I can only buy in the spot market and short in the contract market. That way I locked in the profits from mining.

But many people use it for trading, but I only use it for hedging.

Trading means guessing the rise and fall. The currency circle may rise or fall by 5-30% in a sudden. It is easy to get liquidated if the leverage is more than 3 times. If there is not enough margin, it is very easy to liquidate the position. If your position is liquidated, you will lose all your principal.

So guessing the size is the same as guessing a coin. If many people teach you how to place orders, they will teach you how to analyze pictures.

Then you can do your own statistics.

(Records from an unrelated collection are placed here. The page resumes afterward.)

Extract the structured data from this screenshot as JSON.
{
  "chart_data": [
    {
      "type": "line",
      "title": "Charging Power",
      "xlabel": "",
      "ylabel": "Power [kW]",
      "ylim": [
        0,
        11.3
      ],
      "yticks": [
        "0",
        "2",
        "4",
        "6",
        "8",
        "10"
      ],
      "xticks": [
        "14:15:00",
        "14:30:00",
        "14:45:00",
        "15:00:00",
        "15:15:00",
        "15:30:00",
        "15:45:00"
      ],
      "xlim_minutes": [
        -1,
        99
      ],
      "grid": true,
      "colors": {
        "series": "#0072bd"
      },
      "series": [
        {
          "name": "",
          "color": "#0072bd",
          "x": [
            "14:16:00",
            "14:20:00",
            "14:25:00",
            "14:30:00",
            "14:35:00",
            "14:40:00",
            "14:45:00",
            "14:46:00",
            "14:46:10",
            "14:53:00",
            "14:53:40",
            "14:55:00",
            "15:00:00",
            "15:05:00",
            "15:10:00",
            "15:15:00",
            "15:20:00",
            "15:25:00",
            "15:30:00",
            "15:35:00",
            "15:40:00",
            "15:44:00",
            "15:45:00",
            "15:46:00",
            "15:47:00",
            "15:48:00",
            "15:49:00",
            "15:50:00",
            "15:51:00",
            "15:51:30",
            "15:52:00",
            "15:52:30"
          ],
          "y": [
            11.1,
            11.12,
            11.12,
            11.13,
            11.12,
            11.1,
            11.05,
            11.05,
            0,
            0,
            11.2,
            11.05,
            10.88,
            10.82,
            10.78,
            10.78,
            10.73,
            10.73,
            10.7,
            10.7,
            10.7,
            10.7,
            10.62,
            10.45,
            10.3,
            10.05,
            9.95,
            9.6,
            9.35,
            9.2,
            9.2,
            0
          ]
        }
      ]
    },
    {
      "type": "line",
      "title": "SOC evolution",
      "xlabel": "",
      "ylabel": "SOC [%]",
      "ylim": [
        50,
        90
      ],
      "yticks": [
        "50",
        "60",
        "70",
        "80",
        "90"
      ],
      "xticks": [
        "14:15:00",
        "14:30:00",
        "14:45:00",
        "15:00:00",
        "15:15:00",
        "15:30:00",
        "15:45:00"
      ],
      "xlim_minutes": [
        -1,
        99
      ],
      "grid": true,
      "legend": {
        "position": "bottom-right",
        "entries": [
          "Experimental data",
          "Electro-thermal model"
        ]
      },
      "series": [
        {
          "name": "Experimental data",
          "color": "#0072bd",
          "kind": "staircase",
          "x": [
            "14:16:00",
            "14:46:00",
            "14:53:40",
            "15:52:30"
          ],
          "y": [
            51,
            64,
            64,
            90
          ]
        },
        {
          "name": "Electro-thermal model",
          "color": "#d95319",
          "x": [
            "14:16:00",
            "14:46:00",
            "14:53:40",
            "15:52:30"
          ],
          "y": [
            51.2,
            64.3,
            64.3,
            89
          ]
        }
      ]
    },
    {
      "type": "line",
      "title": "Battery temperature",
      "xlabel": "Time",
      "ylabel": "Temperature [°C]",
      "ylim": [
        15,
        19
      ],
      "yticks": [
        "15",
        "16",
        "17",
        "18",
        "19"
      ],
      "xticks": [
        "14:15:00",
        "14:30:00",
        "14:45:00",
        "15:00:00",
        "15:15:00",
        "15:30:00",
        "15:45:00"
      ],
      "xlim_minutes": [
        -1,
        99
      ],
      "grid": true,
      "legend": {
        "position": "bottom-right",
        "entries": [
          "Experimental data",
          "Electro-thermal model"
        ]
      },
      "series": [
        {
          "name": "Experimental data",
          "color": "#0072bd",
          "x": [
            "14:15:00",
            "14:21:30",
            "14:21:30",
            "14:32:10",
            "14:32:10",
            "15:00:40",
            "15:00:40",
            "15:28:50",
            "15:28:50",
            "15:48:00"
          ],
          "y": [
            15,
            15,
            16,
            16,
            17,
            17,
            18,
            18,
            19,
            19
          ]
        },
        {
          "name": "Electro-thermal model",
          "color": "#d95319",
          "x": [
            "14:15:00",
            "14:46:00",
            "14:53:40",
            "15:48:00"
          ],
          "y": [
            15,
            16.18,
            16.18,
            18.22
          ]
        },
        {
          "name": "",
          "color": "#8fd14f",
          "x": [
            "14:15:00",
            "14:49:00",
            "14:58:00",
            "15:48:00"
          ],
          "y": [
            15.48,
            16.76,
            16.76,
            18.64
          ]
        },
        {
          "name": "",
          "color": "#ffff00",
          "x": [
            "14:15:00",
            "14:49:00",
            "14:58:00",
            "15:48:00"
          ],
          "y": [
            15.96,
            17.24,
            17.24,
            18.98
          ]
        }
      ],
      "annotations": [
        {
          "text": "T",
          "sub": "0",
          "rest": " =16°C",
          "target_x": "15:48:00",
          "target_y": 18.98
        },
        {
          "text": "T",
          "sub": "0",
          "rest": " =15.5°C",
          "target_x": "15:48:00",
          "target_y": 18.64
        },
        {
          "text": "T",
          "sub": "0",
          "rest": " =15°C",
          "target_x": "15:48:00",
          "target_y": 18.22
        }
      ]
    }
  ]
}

You can pull the historical data and block the subsequent routes.You can look at the technical analysis to see how likely you are to be right about the ups and downs. Then record it.

Then take another dice and roll it yourself. If it is 135, you will be high, and if it is 246, you will be small. You can try it, your analysis winning rate may not be as good as dice.

So can you still make money on the contract? This is basic probability statistics. As long as you have primary school mathematics, as long as you learn it well, you will not be able to do well, and you will make a contract without any preconditions.

But many people don’t understand that they can’t achieve unity of execution and just trust their own feelings. It's a pity that in this world, you can't make money by relying on feelings. What you need is cognition, what you need is logic.